= Women of the Moose =

Women's organization in the United States

The Women of the Moose are the female auxiliary of the Loyal Order of Moose. Like the rest of the Order, membership originally operated by racial discrimination and was historically open to only white women; it has since been integrated.

The WOTM works four degrees. The first is the Co-Worker and is considered necessary to be considered a full member. The other three are Academy of Friendship, College of Regents, and Star Recorder, and are based on merit. On formal occasions members wear Geneva gowns, reminiscent of those worn at college graduations and church choirs. Officers wear different colored stoles.

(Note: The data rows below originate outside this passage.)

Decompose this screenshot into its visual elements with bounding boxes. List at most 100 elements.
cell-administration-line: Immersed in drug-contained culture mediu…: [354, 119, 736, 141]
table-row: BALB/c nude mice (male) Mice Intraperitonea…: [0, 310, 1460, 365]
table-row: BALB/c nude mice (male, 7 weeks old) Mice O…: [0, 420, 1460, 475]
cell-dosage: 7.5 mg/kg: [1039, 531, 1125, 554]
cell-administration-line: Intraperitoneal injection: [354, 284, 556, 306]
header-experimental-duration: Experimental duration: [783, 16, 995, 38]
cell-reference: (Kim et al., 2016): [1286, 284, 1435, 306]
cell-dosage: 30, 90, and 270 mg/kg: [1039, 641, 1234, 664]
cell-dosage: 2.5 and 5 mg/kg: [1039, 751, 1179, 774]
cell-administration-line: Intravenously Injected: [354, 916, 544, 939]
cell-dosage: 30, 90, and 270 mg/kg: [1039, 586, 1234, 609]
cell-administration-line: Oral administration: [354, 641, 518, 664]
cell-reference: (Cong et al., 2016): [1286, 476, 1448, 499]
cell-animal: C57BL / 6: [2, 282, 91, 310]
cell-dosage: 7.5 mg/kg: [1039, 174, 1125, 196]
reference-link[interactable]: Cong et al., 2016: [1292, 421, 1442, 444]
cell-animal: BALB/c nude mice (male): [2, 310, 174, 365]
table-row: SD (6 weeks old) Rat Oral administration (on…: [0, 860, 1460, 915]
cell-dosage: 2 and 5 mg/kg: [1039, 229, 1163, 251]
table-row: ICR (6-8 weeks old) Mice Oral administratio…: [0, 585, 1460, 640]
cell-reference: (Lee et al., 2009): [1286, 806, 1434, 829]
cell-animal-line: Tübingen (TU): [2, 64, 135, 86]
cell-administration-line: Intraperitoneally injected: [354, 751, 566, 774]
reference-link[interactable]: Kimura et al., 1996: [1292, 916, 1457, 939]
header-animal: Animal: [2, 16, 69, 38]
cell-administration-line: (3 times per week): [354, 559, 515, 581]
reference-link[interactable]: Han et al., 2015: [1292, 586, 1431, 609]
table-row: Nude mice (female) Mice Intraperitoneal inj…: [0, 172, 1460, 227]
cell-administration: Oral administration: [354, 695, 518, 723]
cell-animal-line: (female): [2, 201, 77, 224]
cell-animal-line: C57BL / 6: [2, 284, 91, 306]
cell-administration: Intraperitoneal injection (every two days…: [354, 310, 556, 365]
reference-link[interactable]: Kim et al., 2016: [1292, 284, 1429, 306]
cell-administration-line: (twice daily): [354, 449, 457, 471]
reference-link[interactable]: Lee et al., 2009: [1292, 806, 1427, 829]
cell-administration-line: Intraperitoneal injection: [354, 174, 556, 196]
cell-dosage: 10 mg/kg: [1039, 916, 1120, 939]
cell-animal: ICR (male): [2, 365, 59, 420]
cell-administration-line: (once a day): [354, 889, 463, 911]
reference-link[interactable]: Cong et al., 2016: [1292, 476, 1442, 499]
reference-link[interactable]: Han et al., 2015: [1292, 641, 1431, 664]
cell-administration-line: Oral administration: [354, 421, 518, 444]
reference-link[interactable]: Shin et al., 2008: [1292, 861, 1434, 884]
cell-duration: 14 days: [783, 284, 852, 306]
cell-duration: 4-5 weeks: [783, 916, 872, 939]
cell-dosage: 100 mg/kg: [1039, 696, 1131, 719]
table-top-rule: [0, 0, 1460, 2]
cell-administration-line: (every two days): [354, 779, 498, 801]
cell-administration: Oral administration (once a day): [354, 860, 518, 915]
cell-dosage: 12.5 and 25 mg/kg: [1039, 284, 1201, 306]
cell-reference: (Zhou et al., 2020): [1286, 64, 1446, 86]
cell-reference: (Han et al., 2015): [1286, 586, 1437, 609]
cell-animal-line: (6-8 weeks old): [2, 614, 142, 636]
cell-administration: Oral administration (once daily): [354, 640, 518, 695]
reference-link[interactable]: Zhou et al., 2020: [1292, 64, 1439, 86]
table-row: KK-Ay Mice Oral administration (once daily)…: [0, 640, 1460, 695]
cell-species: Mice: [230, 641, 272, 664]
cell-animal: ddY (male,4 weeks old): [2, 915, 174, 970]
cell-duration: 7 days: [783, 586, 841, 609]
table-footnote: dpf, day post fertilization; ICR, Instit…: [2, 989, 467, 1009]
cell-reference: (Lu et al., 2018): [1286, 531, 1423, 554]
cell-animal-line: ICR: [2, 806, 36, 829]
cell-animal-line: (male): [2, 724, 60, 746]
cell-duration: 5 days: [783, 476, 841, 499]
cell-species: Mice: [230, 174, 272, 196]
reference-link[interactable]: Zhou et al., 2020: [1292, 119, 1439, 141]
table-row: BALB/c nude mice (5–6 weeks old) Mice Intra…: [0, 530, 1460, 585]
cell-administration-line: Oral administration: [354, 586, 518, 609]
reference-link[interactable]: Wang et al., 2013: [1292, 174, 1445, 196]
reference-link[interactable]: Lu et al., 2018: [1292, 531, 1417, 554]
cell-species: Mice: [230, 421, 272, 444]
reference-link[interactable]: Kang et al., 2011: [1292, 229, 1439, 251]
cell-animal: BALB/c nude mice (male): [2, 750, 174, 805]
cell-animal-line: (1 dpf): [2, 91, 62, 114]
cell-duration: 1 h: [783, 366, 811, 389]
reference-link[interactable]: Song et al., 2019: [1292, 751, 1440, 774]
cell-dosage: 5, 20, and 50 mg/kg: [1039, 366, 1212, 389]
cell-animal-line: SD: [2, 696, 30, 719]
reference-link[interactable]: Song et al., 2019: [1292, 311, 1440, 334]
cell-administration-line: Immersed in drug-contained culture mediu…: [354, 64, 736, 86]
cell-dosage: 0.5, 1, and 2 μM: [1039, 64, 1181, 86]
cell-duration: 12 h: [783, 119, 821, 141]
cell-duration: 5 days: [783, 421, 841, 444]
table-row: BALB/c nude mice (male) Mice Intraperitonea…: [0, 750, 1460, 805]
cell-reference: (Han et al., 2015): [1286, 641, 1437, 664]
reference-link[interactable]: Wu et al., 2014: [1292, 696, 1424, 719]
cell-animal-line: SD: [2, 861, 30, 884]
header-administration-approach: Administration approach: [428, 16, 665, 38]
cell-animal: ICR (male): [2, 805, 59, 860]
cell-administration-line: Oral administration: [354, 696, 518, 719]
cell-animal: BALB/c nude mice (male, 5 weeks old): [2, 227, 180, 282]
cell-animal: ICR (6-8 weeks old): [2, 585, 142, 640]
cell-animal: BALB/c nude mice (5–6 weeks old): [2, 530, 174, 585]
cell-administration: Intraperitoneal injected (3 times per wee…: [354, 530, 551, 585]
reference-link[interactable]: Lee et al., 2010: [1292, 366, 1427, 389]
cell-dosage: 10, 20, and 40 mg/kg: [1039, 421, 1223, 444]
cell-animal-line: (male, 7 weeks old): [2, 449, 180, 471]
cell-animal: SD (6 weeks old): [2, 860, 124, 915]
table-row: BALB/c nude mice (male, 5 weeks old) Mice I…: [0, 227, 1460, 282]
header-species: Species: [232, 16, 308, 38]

The Women of the Moose are headquartered in Mooseheart, Illinois.

== History ==

The WOTM originated as the Women of Mooseheart Legion in 1913. In the early years the group had little structure above the Chapter level. In 1926, Katherine Smith, the Director of Public Employment in the Department of Labor under James J. Davis, was appointed the first "Grand Chancellor" of the Women of the Moose. Under her direction the WOM grew to 250,000 members by the time of her retirement in 1964.

Local units are called "Chapters." Officials on the state level are given "Grand" designations and on the national level "Supreme" designations, ergo, "Supreme Secretary," "Grand Secretary" etc. In 1979, there were 1,824 Chapters. Currently there are approximately 1,600 chapters in all 50 states and four Canadian provinces.

In 1979, there were 377,282 members. Today, there are more than 400,000.